President Kaczynski threatens Polish TV reporter during EU summit
|Publisher||Reporters Without Borders|
|Publication Date||21 October 2008|
|Cite as||Reporters Without Borders, President Kaczynski threatens Polish TV reporter during EU summit, 21 October 2008, available at: http://www.refworld.org/docid/4900267cc.html [accessed 9 December 2013]|
|Disclaimer||This is not a UNHCR publication. UNHCR is not responsible for, nor does it necessarily endorse, its content. Any views expressed are solely those of the author or publisher and do not necessarily reflect those of UNHCR, the United Nations or its Member States.|
Reporters Without Borders condemns the threats uttered by Polish President Lech Kaczynski in an outburst against TVN24 star reporter Monika Olejnik after she interviewed him for the station's "Dot on the I" programme during the European Union summit in Brussels on 15 October.
Olejnik questioned Kaczynski about his decision to attend the summit despite the opposition of his prime minister, Donald Tusk. She also asked him about former President Lech Walesa's candidacy to be a member of a "Wise Men" group that is to advise the EU about its future. Kaczynski opposed it, accusing Walesa of repeatedly insulting his twin brother, former Prime Minister Jaros Law Kaczynski, who heads their populist Law and Justice party (PiS).
At the end of the programme, Kaczynski rounded on Olejnik and, in the presence of several witnesses, shouted : "I am going to deal with you, I am going to have you crushed. You are on my short-list and you are going to regret it. The special services agents and the Walters [a reference to one of the TV station's bosses] will not manage to defend you." He also suggested that Olejnik worked for the special services under the code-name of "Stokrotka" (Daisy).
TVN24 spokesman Karol Smolag said of the outburst : "This is an unprecedented event that is very disturbing for press freedom, the basis of democracy." TVN24 has lodged a complaint against President Kaczynski before Poland's Higher Council for Broadcasting (KRRiT).
Reporters Without Borders said : "We firmly condemn this harassment of Monika Olejnik.

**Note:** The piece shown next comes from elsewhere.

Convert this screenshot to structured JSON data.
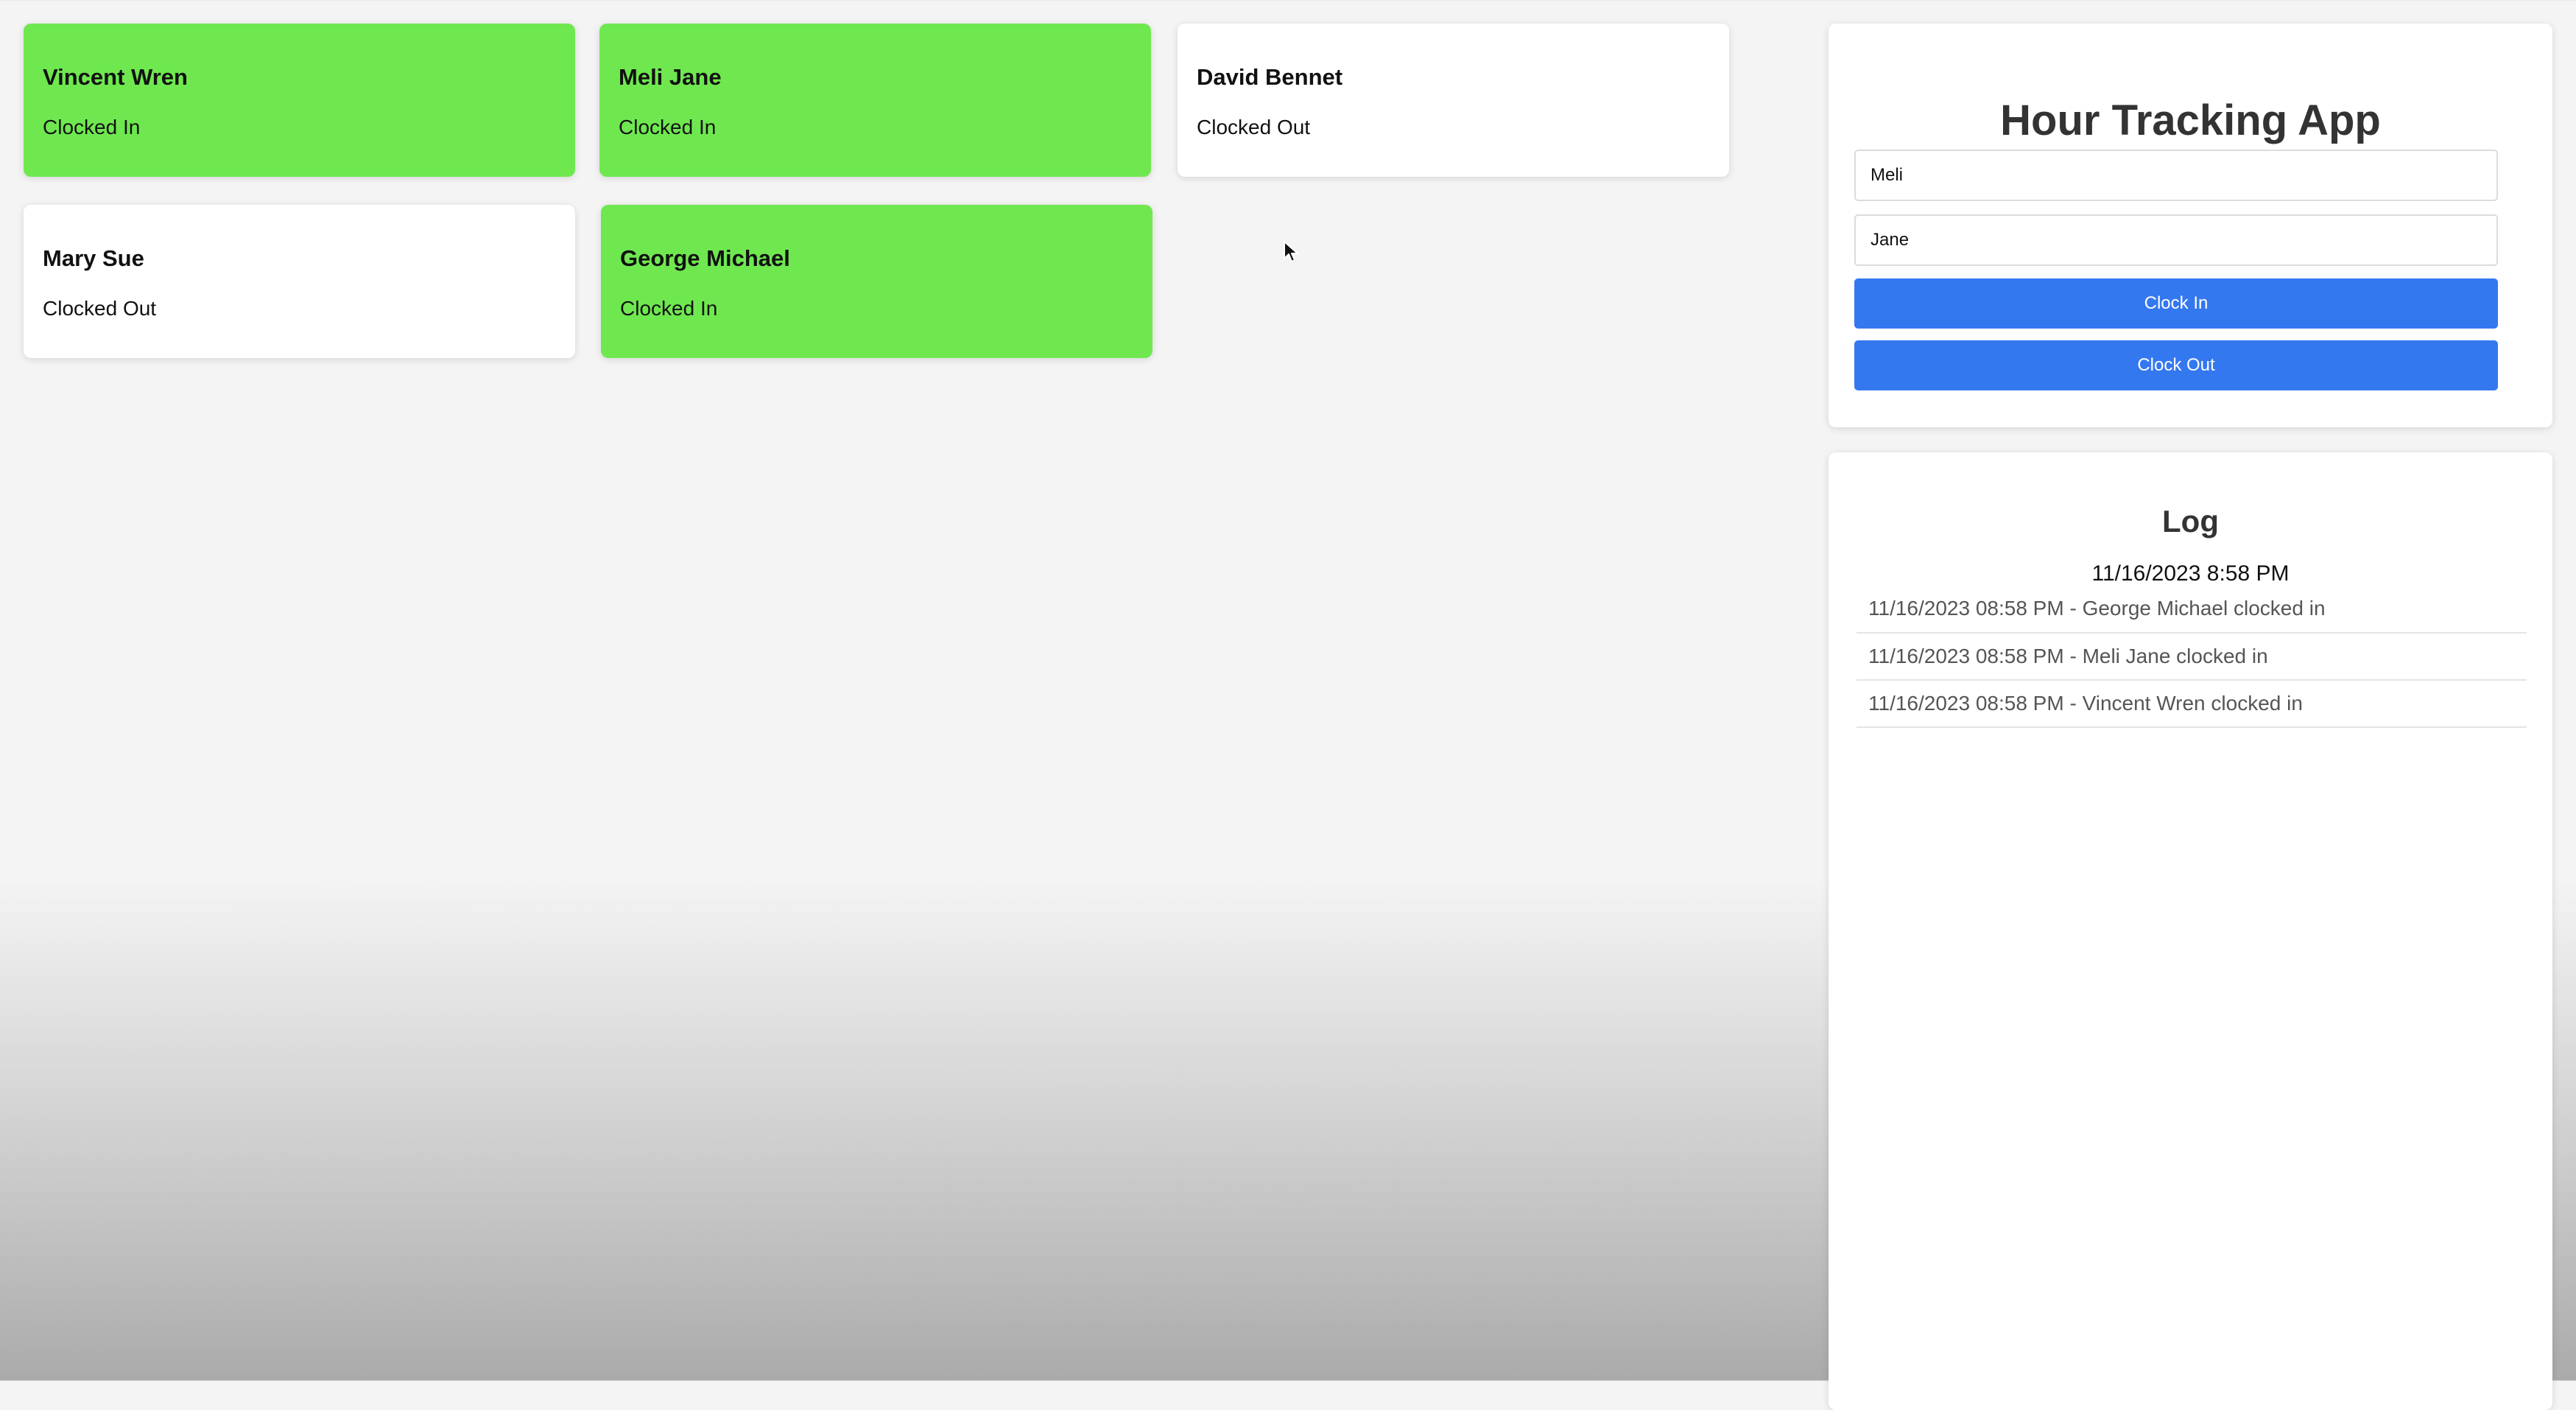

Lech Kaczynski's remarks are not worthy of a president, especially the president of a European Union member country. Europe is supposed to set an example in respect for press freedom, starting with responsible behaviour by its leaders."
Olejnik accepted the apology that Kaczynski gave her when he phoned her later the same day. Adam Bielan, European Parliament vice-president and spokesman of Kaczynski's party attributed his comments to a temporary irritation exacerbated by the protocol problems he had encountered during the summit.

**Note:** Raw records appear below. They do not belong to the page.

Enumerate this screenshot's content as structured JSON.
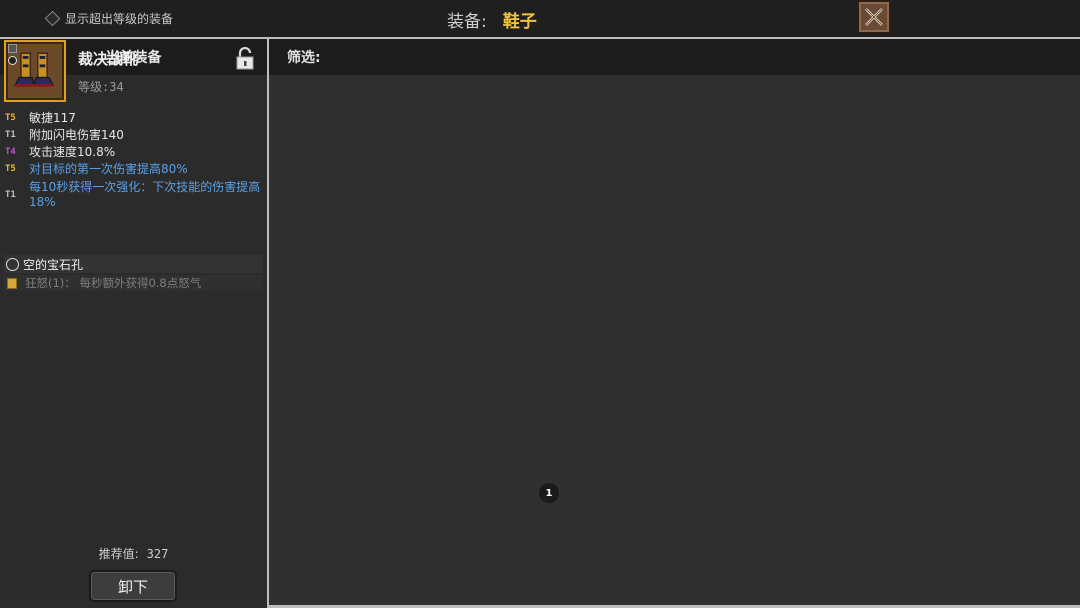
{
  "topbar": {
    "show_over_level_label": "显示超出等级的装备",
    "equip_key": "装备:",
    "equip_value": "鞋子"
  },
  "left": {
    "header": "当前装备",
    "item_name": "裁决战靴",
    "item_level": "等级:34",
    "stats": [
      {
        "tier": "T5",
        "text": "敏捷117"
      },
      {
        "tier": "T1",
        "text": "附加闪电伤害140"
      },
      {
        "tier": "T4",
        "text": "攻击速度10.8%"
      },
      {
        "tier": "T5",
        "text": "对目标的第一次伤害提高80%"
      },
      {
        "tier": "T1",
        "text": "每10秒获得一次强化：下次技能的伤害提高18%"
      }
    ],
    "gem_slot": "空的宝石孔",
    "rage": "狂怒(1)：  每秒额外获得0.8点怒气",
    "recommend_label": "推荐值:",
    "recommend_value": "327",
    "unequip": "卸下"
  },
  "filter": {
    "label": "筛选:"
  },
  "pagination": {
    "current": "1"
  },
  "colors": {
    "accent_gold": "#f2c23a",
    "tier5": "#f0b830",
    "tier4": "#c34bd6",
    "tier1": "#c0c0c0",
    "affix_blue": "#5aa0e6"
  }
}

He also said : "The expression 'my short-list' was just a virtual list of people that President Lech Kaczynski does not like. It is not a concrete list."
The incident had been preceded by tension between the Kaczynski twins and both TVN24 and the newspaper Gazeta Wyborcza, which they regard as being part of a network of former members of the communist-era political police and post-communist special services that, in their view, poses a serious threat to Poland.